Замыслы в пустоте или письмо подруге-3

Марина Дворкина
Дорогая Анна Ивановна!

Я так рада, что посылка наконец дошла, и моя наивная вера в безупречность немецкой почты не развеялась как мираж. И так уже довольно разочарований, мелких и покрупней.
  И вот, поговорив с Вами, я, после недельного отдыха на больничном снова вышла на ненавистную работу в музее. И сидя в полутемном, душном и при этом холодном помещении, на меня вдруг снова снизошло желание рисовать, писать, создавать и реализовывать. Может и не надолго, но появилась иллюзия новых смыслов и энтузиазм начинания. Много формальных слов, но все так и есть.
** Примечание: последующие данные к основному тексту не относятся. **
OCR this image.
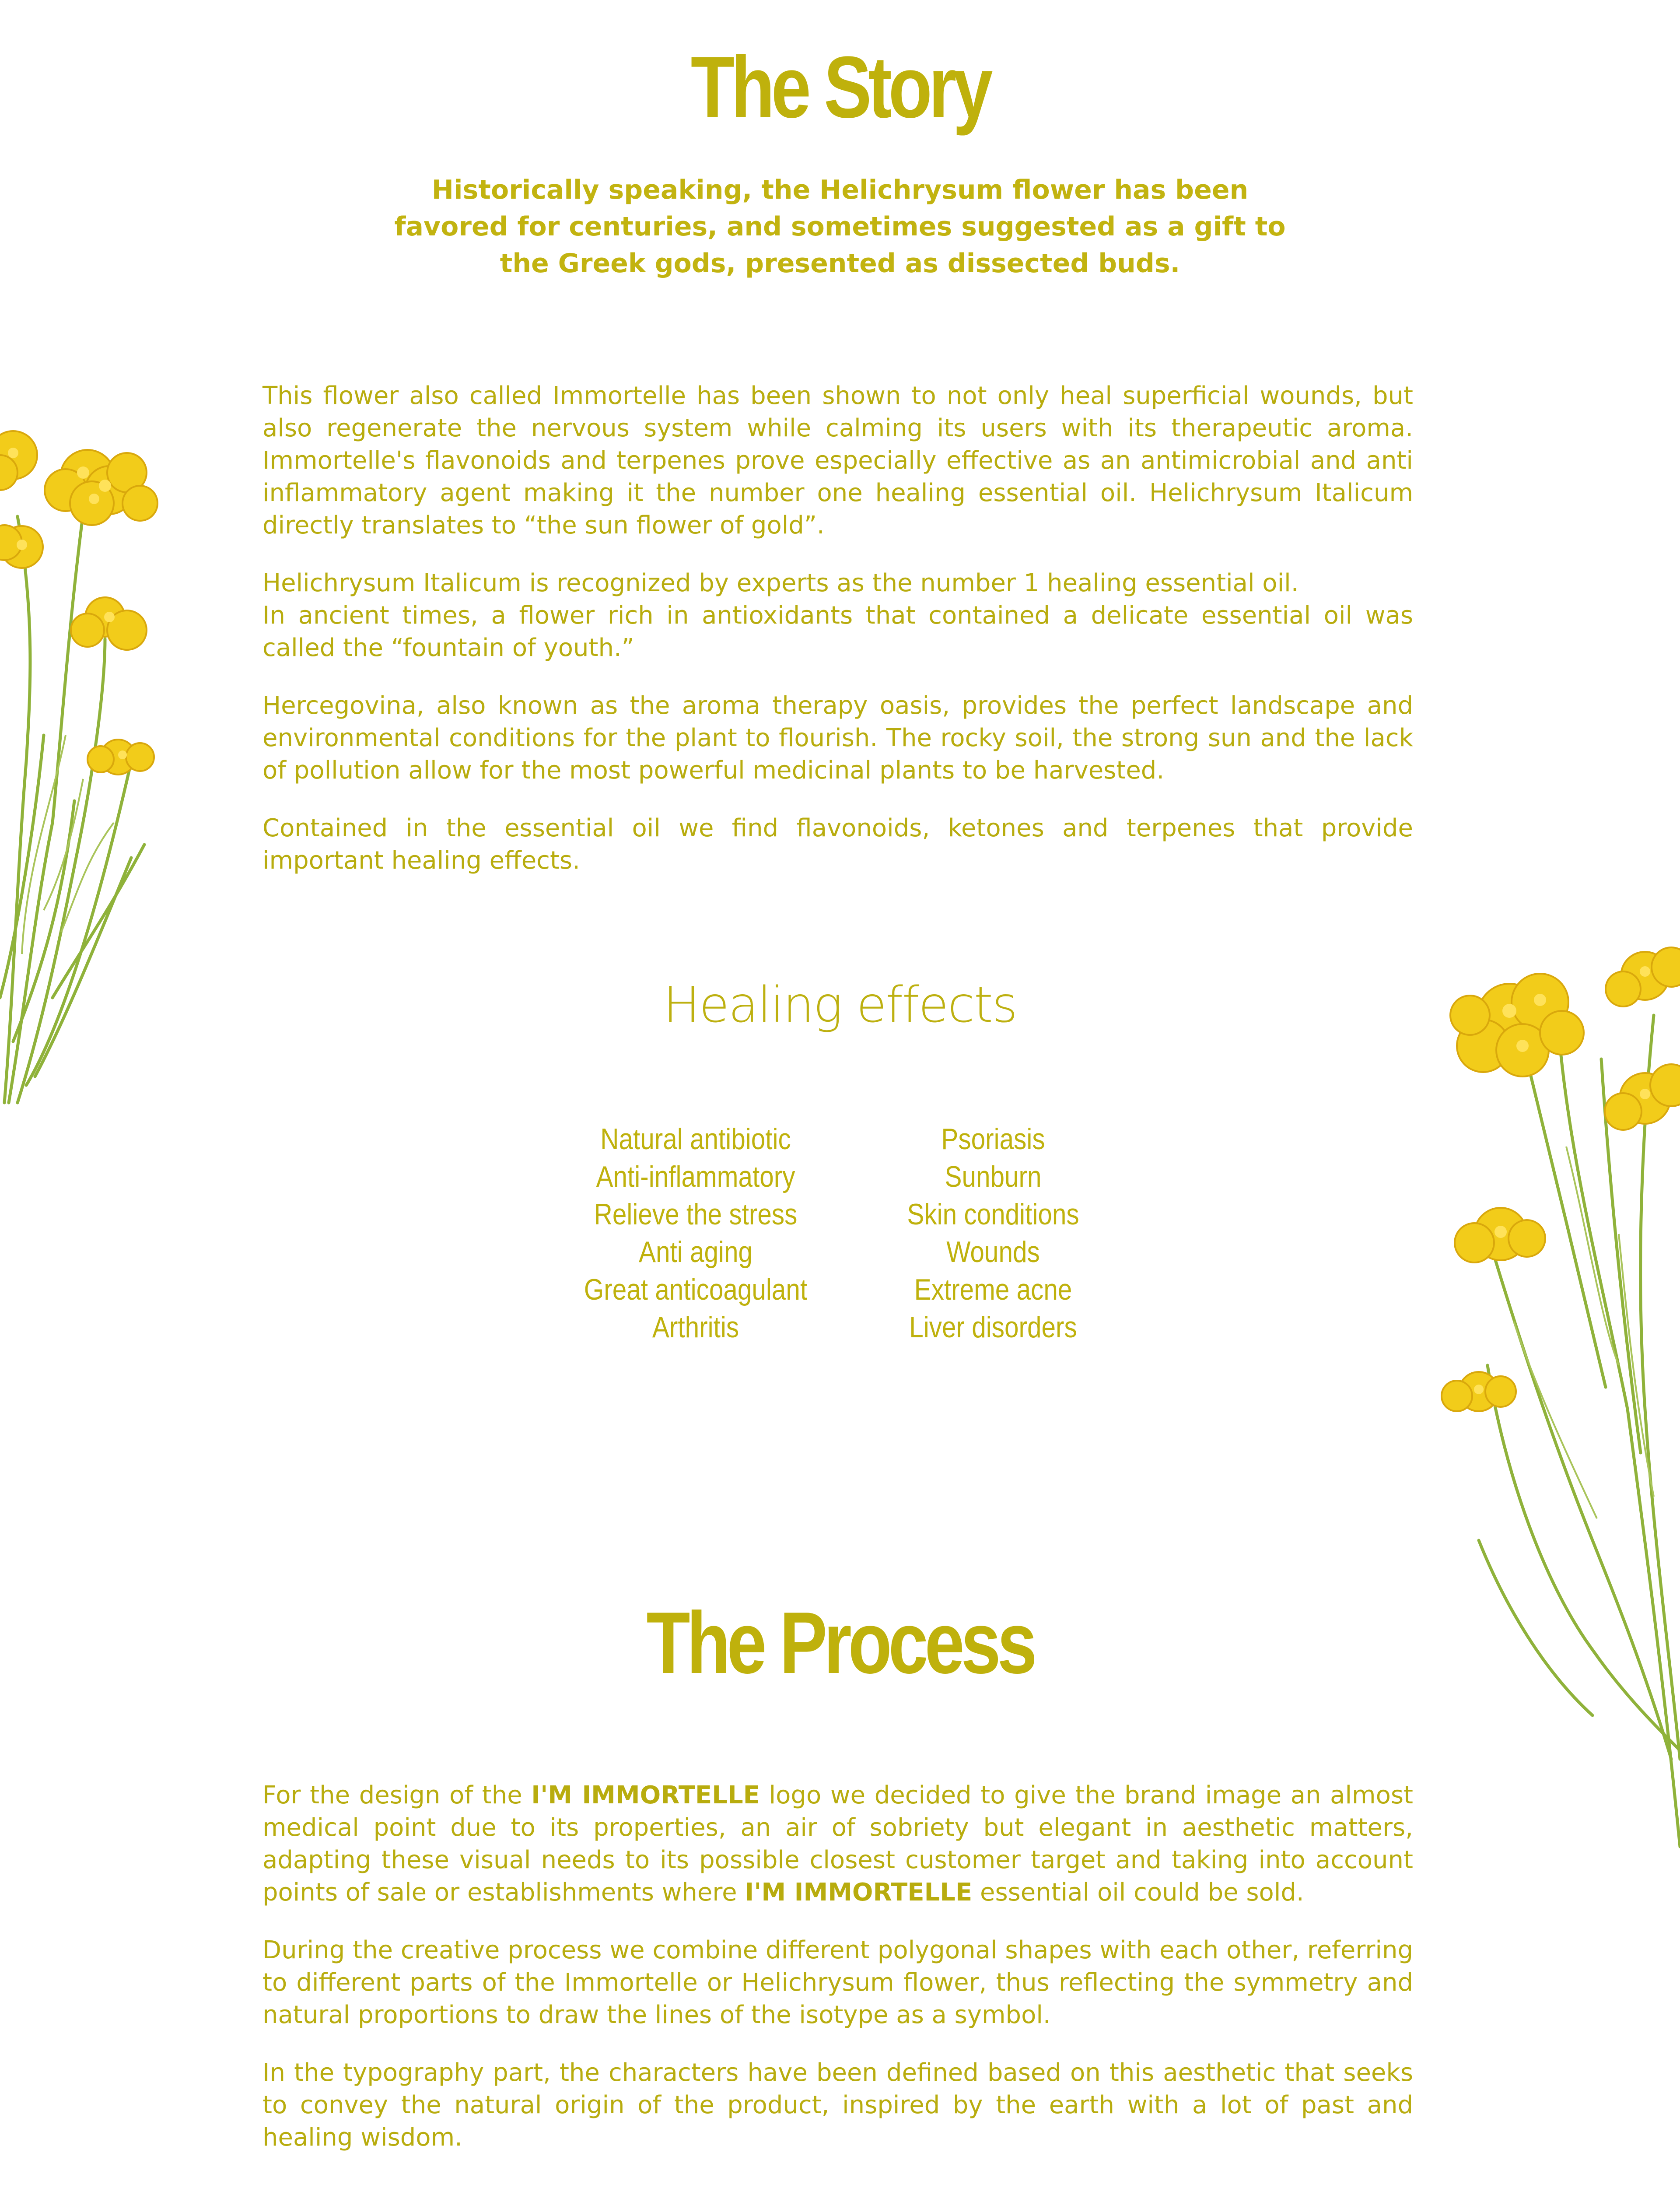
The Story

Historically speaking, the Helichrysum flower has been favored for centuries, and sometimes suggested as a gift to the Greek gods, presented as dissected buds.

This flower also called Immortelle has been shown to not only heal superficial wounds, but also regenerate the nervous system while calming its users with its therapeutic aroma. Immortelle's flavonoids and terpenes prove especially effective as an antimicrobial and anti inflammatory agent making it the number one healing essential oil. Helichrysum Italicum directly translates to “the sun flower of gold”.

Helichrysum Italicum is recognized by experts as the number 1 healing essential oil.

In ancient times, a flower rich in antioxidants that contained a delicate essential oil was called the “fountain of youth.”

Hercegovina, also known as the aroma therapy oasis, provides the perfect landscape and environmental conditions for the plant to flourish. The rocky soil, the strong sun and the lack of pollution allow for the most powerful medicinal plants to be harvested.

Contained in the essential oil we find flavonoids, ketones and terpenes that provide important healing effects.

Healing effects
Natural antibiotic
Anti-inflammatory
Relieve the stress
Anti aging
Great anticoagulant
Arthritis
Psoriasis
Sunburn
Skin conditions
Wounds
Extreme acne
Liver disorders
The Process

For the design of the I'M IMMORTELLE logo we decided to give the brand image an almost medical point due to its properties, an air of sobriety but elegant in aesthetic matters, adapting these visual needs to its possible closest customer target and taking into account points of sale or establishments where I'M IMMORTELLE essential oil could be sold.

During the creative process we combine different polygonal shapes with each other, referring to different parts of the Immortelle or Helichrysum flower, thus reflecting the symmetry and natural proportions to draw the lines of the isotype as a symbol.

In the typography part, the characters have been defined based on this aesthetic that seeks to convey the natural origin of the product, inspired by the earth with a lot of past and healing wisdom.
Утром из дома я убегала второпях и выхватила первую попавшую книжку из шкафа. Книга оказалась с картинками и была написана директором музея д’Орсэ в Париже о жизни одного художника. И видимо, текст был отлично составлен и даже отлично переведен (хотя без опечаток, как принято в наше неотредактированные времена, ни одна книга не выходит), так что я не могла оторваться, как если бы мне попался детектив на тему искусства, которые сейчас в большой моде. Еще в институтские годы я изумлялась композициям и контрастным цветовым сочетаниям на картинах этого художника. Но это был не мой стиль, не мой круг интересов, а только страница учебника по истории искусств. Сейчас, в этом немецком вакууме, где на сотни километров я – лучший акварелист, а может, и лучше всех в том же радиусе владею русским, все воспринимается по-другому.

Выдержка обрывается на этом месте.